1 1 1 The Wolf and the Fox French ATU 1-299 Animal Tales https://archive.org/details/greenfairybook00la...
2 1 1 Fox in Inishkea Irish ATU 1-299 Animal Tales https://archive.org/details/folktalesofegypt00...
3 1 1 Fish Thief Japanesse ATU 1-299 Animal Tales https://archive.org/details/folktalesofmexic00...
4 1 1 Tub of Butter Canadian ATU 1-299 Animal Tales https://archive.org/details/100armeniantales00...
5 1 1 Fox and Lapp Lapp ATU 1-299 Animal Tales https://archive.org/details/irishfolktales00gl...
6 1 1 Reynard and Bruin European ATU 1-299 Animal Tales https://archive.org/details/greenhillsofmagi00...
7 1* 1 Fox and the Hare in Winter German ATU 1-299 Animal Tales https://archive.org/details/irishfolktales00gl...
8 1* 1 Fox and the Magpie British ATU 1-299 Animal Tales https://archive.org/details/moreenglishfairy00...
9 1* 1 Hare, Badger, Monkey, and Otter Japanesse ATU 1-299 Animal Tales https://archive.org/details/greyfairybook00lan...

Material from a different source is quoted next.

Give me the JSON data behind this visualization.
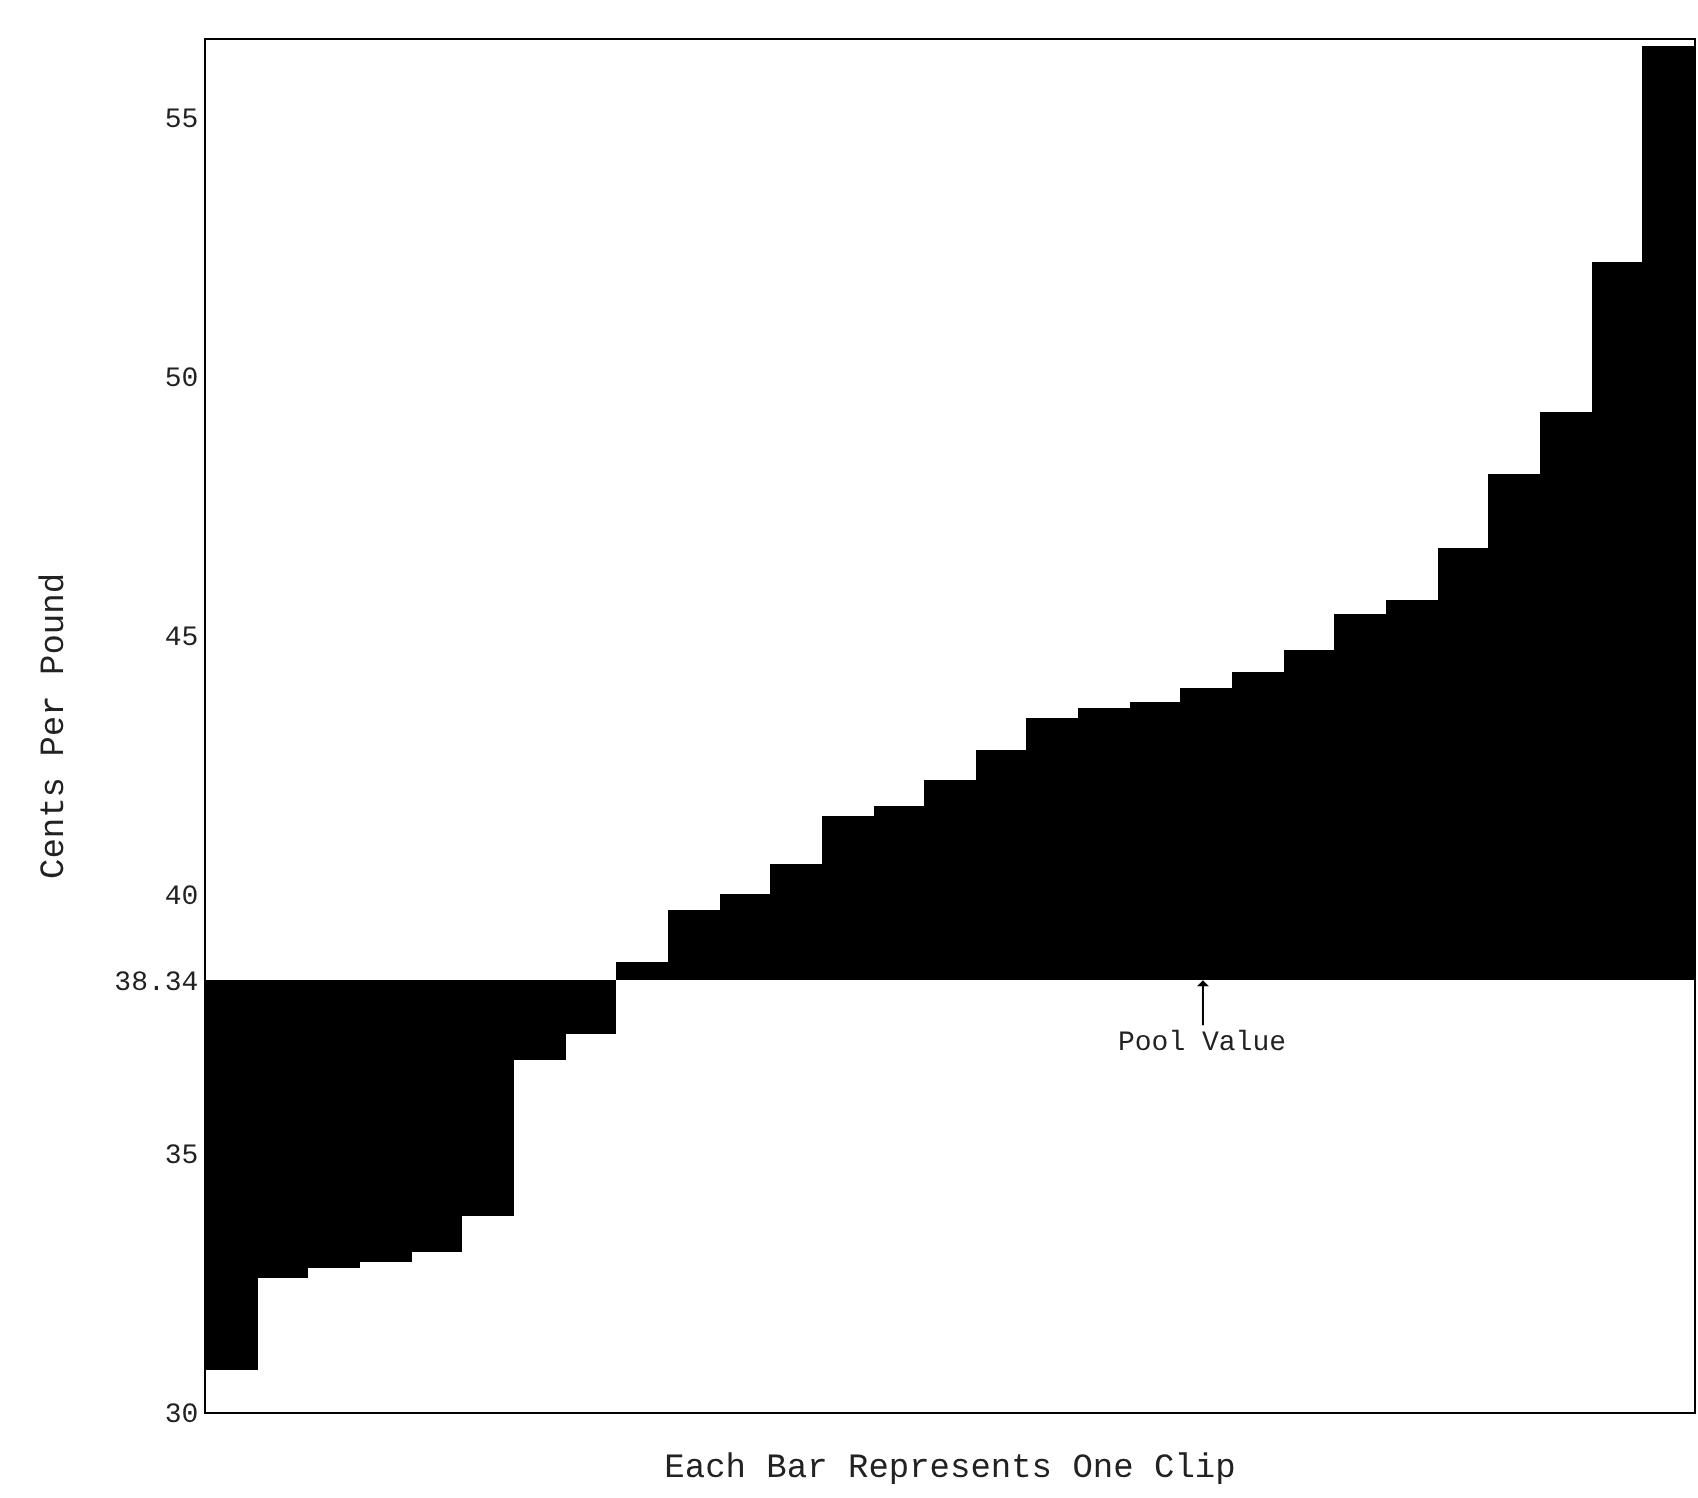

Lots of the links are to resources held by archive.org, although many of them are limited preview books.

It might be interesting trying to build something to check whether a resource is openly available there, or limited access, and if it is openly available, perhaps attempt to scrape the story text from the Internet Archive.

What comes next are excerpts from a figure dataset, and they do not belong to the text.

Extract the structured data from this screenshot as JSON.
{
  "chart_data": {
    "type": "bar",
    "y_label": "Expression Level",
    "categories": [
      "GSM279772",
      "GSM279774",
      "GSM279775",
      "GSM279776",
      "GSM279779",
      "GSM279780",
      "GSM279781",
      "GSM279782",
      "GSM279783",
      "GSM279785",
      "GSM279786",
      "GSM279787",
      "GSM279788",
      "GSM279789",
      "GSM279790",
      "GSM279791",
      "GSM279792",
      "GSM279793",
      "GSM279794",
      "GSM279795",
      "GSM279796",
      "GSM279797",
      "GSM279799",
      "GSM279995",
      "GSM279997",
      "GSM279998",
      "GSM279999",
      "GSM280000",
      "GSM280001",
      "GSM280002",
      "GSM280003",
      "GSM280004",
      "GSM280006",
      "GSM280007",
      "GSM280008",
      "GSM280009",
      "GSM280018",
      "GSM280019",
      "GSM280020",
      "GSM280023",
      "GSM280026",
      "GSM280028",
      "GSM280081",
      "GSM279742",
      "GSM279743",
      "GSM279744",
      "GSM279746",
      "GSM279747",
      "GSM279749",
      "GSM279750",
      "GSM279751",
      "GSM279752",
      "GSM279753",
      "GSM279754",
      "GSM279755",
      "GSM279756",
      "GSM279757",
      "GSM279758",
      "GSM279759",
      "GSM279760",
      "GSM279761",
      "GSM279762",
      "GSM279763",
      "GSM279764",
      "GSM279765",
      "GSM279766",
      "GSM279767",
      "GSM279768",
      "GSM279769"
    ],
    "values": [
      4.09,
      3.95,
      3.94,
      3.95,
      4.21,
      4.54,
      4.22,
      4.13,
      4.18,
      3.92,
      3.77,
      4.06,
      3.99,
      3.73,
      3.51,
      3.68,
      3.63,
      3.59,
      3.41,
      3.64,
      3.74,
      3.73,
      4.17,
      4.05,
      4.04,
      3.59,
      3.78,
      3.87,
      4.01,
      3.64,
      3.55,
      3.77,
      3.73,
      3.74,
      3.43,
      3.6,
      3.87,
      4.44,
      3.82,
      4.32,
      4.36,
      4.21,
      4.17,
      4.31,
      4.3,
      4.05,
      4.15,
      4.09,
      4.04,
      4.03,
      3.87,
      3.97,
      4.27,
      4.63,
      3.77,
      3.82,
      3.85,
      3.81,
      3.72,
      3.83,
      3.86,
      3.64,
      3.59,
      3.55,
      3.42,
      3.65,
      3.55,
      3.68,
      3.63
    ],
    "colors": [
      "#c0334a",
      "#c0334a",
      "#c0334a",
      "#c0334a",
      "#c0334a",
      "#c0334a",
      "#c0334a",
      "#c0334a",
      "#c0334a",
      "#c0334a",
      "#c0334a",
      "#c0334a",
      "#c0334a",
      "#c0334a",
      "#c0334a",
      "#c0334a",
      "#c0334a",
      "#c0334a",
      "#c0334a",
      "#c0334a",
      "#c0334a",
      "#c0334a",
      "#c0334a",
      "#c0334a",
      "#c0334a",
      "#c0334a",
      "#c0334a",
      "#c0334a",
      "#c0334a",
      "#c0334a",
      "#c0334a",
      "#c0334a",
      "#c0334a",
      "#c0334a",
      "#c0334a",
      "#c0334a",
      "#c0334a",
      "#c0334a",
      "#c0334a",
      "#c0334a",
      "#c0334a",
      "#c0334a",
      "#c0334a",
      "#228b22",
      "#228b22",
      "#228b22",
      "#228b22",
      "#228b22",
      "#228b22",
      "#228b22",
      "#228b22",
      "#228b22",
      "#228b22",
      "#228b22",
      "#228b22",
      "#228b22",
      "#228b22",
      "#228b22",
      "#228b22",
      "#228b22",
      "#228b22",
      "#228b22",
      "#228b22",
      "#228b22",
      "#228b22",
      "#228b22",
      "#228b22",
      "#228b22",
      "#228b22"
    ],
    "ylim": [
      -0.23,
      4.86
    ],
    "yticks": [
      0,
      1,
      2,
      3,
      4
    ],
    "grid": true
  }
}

Identifying Openly Available archive.org Resources#

Let’s start by just grabbing a list of unique resources on archive.org:

q = 'SELECT * FROM tale_links WHERE link LIKE "https://archive.org/details/%";'

xx = read_sql(q, db.conn)
xx['resource'] = xx['link'].str.replace("https://archive.org/details/", "", regex=False)
xx['resource'] = xx['resource'].apply(lambda x: x.split("/")[0])
xx['resource'].unique()
array(['dictionaryofbrit01brig', 'greenfairybook00lang_0',
       'folktalesofegypt00elsh', 'folktalesofmexic0000pare',
       '100armeniantales0000unse', 'irishfolktales00glas',
       'greenhillsofmagi0000musi', 'moreenglishfairy00jaco',
       'greyfairybook00lang', 'russianfairytale00afan',
       'folktalesofgreec0000mega', 'englishfairytale1902jaco',
       'italianfolktales00calv', 'populartalesfrom00daseiala',
       'yellowfairybook00lang02', 'folktalesofgerma00kurt',
       'bluefairybook00langiala', 'brownfairybook00langrich',
       'folktalesoffranc00mass', 'folktalesofjapan00seki',
       'moregreekfolktal0000dawk', 'violetfairybook00lang'], dtype=object)

I’ve already got a database of the Lang coloured Fairy Books, so it should be possible to join in to that.